Há uma observação importante se adotarmos o entendimento de que só deve existir uma ação rescisória por
processo. Imagine a hipótese de uma parcela do mérito ser decidida e a decisão transitar em julgado no primeiro grau,
enquanto a outra parcela do mérito é julgada em último grau recursal pelo STJ. Nesse caso, se o vício de
rescindibilidade estiver presente no julgamento parcial a competência para a ação rescisória será do tribunal de
segundo grau, enquanto que estando o vício presente no julgamento pelo STJ a competência será desse tribunal
superior. E caso a parte pretenda alegar vícios das duas decisões? Nesse caso, mesmo para aqueles que defendem a
existência de uma só ação rescisória por processo parece inviável sustentar esse entendimento: mesmo que com
mesmo termo inicial, serão cabíveis duas ações rescisórias em razão dos diferentes órgãos competentes para o
julgamento de cada vício de rescindibilidade alegado pelo autor (Daniel Assumpção).

8. PRAZO

O prazo para ajuizamento de ação rescisória é de 2 anos, contados do trânsito em julgado da última decisão proferida
no processo (art. 975). O trânsito em julgado ocorre no dia imediatamente subsequente ao último dia do prazo para o
recurso em tese cabível. O prazo de 2 anos começa a ser contado do exato dia em que ocorre o trânsito em julgado.
Assim, o termo a quo para o ajuizamento da ação rescisória coincide com a data do trânsito em julgado da decisão
rescindenda, incluindo no computo o dia do começo (STJ, REsp 1.112.864/MG, Min. Laurita Vaz, Corte Especial,
recurso repetitivo, 19.11.2014, Info 553).

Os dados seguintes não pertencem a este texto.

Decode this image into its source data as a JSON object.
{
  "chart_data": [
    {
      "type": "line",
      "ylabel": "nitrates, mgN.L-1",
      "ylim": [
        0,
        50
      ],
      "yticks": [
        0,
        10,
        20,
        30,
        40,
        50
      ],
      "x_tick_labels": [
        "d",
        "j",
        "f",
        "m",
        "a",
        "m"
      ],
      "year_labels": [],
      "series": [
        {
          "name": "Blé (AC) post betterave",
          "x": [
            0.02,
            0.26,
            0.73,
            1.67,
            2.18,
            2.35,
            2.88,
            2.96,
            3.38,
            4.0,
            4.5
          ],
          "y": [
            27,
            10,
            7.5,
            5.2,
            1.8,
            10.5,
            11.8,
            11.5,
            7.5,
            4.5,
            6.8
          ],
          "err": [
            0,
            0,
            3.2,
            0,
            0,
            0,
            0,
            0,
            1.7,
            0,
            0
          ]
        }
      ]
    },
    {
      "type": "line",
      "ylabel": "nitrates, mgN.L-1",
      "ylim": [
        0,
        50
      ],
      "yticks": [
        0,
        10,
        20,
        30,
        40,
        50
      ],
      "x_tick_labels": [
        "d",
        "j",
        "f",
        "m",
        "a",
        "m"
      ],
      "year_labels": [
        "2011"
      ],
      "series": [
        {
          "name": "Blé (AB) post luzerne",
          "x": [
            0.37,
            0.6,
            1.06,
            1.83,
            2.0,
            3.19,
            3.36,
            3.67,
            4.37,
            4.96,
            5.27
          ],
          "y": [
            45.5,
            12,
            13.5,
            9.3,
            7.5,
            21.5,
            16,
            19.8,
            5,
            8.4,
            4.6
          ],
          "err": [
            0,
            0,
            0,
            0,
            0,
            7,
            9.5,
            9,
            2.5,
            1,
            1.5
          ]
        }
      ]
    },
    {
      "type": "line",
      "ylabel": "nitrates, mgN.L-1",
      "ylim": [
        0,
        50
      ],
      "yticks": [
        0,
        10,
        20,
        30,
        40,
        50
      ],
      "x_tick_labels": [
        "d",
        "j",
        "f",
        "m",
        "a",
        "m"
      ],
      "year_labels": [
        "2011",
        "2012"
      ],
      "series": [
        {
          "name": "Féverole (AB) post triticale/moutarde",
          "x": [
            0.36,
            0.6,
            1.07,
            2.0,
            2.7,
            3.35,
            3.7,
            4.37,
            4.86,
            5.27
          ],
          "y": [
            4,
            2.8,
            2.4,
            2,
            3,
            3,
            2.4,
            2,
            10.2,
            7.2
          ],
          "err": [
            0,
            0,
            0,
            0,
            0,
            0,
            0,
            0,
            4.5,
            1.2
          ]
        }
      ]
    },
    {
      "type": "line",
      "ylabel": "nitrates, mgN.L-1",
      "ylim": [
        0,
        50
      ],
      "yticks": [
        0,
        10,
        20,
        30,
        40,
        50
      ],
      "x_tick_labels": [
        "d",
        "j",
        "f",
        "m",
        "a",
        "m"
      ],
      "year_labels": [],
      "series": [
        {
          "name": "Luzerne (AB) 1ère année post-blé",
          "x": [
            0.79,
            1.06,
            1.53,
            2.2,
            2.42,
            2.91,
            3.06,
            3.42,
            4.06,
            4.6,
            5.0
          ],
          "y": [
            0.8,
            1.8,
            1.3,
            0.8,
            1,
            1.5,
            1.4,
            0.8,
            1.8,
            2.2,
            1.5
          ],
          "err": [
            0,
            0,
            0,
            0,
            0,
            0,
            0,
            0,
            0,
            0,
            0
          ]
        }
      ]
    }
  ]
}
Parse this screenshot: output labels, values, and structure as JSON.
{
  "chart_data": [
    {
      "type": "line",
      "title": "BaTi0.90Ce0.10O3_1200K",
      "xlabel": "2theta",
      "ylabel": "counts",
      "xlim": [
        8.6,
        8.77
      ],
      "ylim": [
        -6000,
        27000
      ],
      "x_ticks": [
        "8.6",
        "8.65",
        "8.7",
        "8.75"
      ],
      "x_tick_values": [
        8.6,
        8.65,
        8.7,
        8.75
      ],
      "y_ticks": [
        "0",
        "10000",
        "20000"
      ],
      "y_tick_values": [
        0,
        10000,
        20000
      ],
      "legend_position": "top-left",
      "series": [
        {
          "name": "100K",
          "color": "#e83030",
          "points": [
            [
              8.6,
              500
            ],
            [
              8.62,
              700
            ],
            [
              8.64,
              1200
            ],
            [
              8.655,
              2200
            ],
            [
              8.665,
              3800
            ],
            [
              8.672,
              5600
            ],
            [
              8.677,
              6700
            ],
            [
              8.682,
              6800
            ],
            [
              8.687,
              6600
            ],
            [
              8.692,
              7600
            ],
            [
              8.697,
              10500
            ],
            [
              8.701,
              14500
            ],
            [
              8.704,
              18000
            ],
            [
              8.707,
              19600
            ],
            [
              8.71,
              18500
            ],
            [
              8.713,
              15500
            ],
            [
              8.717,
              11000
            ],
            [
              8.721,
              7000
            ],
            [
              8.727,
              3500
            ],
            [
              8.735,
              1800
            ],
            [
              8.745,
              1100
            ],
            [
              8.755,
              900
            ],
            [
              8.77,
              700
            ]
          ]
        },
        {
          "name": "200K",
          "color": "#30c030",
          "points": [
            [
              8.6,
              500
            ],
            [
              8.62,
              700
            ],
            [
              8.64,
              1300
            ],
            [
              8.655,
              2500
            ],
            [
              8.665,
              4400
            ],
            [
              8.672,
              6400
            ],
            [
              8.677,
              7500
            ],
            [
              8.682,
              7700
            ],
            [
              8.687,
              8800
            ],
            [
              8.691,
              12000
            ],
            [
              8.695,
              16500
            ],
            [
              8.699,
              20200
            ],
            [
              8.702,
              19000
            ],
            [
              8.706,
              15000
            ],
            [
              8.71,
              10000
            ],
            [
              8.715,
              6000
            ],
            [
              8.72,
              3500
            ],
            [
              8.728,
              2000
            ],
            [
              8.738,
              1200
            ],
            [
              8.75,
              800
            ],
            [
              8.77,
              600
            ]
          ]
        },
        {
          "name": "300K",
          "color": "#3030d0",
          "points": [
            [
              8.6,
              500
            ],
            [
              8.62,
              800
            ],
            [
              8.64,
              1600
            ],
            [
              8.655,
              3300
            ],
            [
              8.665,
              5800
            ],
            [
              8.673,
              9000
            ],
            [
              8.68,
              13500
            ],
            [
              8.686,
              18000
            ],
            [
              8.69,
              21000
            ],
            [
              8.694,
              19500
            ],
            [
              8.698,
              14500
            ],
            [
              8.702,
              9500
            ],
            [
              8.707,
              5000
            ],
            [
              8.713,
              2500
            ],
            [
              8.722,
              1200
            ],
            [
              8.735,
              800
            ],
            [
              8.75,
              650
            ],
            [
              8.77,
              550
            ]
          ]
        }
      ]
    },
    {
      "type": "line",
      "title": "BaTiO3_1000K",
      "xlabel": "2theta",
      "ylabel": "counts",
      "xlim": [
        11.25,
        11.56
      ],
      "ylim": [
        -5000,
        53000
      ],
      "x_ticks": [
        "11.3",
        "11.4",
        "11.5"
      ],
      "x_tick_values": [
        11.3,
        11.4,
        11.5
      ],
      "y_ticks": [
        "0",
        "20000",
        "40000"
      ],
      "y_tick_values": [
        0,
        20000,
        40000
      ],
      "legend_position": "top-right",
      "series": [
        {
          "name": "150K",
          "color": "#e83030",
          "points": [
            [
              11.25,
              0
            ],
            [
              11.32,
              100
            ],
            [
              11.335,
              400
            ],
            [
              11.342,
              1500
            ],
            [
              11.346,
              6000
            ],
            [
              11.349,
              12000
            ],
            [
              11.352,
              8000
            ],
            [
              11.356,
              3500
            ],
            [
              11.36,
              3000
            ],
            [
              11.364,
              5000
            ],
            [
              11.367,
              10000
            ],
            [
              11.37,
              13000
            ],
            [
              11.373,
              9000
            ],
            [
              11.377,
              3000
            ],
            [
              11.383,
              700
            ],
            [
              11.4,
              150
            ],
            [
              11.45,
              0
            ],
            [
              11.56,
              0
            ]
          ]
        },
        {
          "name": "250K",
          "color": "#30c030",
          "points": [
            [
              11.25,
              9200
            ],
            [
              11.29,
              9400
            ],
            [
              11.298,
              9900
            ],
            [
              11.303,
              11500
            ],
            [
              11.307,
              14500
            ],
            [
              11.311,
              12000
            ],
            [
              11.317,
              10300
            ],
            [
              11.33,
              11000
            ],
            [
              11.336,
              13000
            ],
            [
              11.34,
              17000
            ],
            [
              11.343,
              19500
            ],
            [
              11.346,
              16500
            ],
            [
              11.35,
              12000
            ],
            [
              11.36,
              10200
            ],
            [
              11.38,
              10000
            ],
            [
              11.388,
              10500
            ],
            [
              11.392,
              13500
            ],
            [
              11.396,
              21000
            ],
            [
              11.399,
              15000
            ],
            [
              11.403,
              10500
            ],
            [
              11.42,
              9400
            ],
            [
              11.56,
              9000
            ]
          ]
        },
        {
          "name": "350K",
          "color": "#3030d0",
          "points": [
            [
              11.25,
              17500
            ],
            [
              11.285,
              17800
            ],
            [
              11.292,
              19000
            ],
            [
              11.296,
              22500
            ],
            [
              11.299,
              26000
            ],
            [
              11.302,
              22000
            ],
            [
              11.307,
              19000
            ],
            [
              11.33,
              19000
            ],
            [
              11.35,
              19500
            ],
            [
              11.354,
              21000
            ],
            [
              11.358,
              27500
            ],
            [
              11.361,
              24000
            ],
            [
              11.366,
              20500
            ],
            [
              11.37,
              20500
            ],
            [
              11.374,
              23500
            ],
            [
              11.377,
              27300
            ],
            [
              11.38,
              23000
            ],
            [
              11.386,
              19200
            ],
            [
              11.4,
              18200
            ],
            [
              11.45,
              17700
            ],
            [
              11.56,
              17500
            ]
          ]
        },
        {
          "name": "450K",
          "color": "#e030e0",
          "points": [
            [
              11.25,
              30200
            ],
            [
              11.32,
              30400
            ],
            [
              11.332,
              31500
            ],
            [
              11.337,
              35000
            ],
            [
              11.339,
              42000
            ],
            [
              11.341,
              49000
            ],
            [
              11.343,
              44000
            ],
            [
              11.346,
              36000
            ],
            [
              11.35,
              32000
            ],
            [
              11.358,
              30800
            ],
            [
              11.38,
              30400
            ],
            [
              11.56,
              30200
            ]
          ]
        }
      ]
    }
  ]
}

O termo inicial do prazo para ajuizamento da ação rescisória, quando há insurgência recursal da parte contra a
inadmissão de seu recurso, dá-se com o trânsito em julgado da última decisão a respeito da controvérsia, salvo
comprovada má-fé. STJ. 3ª Turma. REsp 1887912-GO, Rel. Min. Marco Aurélio Bellizze, julgado em 21/09/2021 (Info
711).

É irrelevante a data em que a parte tomou conhecimento dos fatos que possibilitariam a propositura da ação
rescisória, valendo sempre, para qualquer situação e para qualquer legitimado, inclusive o terceiro juridicamente
prejudicado, o termo inicial do trânsito em julgado. De acordo com o STJ, o trânsito em julgado conta-se da última
decisão proferida no processo, ainda que tal decisão seja de inadmissão do recurso (AgRg no REsp 958.333/RS, Min.
Maria Thereza de Assis Moura, 6ª Turma, 17.12.2007).

Súmula 402, STJ: o prazo decadencial da ação rescisória só se inicia quando não for cabível
qualquer recurso do último pronunciamento judicial.

No caso de intempestividade do recurso, somente em situação de extrema excepcionalidade, na qual a


intempestividade é flagrante e se presume a má-fé do autor em reabrir o prazo para o ingresso da ação rescisória, o
termo inicial não será a última decisão proferida no processo. De acordo com o STJ, a interposição de recurso
intempestivo não tem o condão de interromper a fluência do prazo decadencial para a propositura da ação rescisória,
pois a posterior declaração de intempestividade do recurso só confirma o trânsito em julgado anteriormente ocorrido
(REsp 1.632.691/RS, Min. Herman Benjamin, 2ª Turma, 16.02.2017).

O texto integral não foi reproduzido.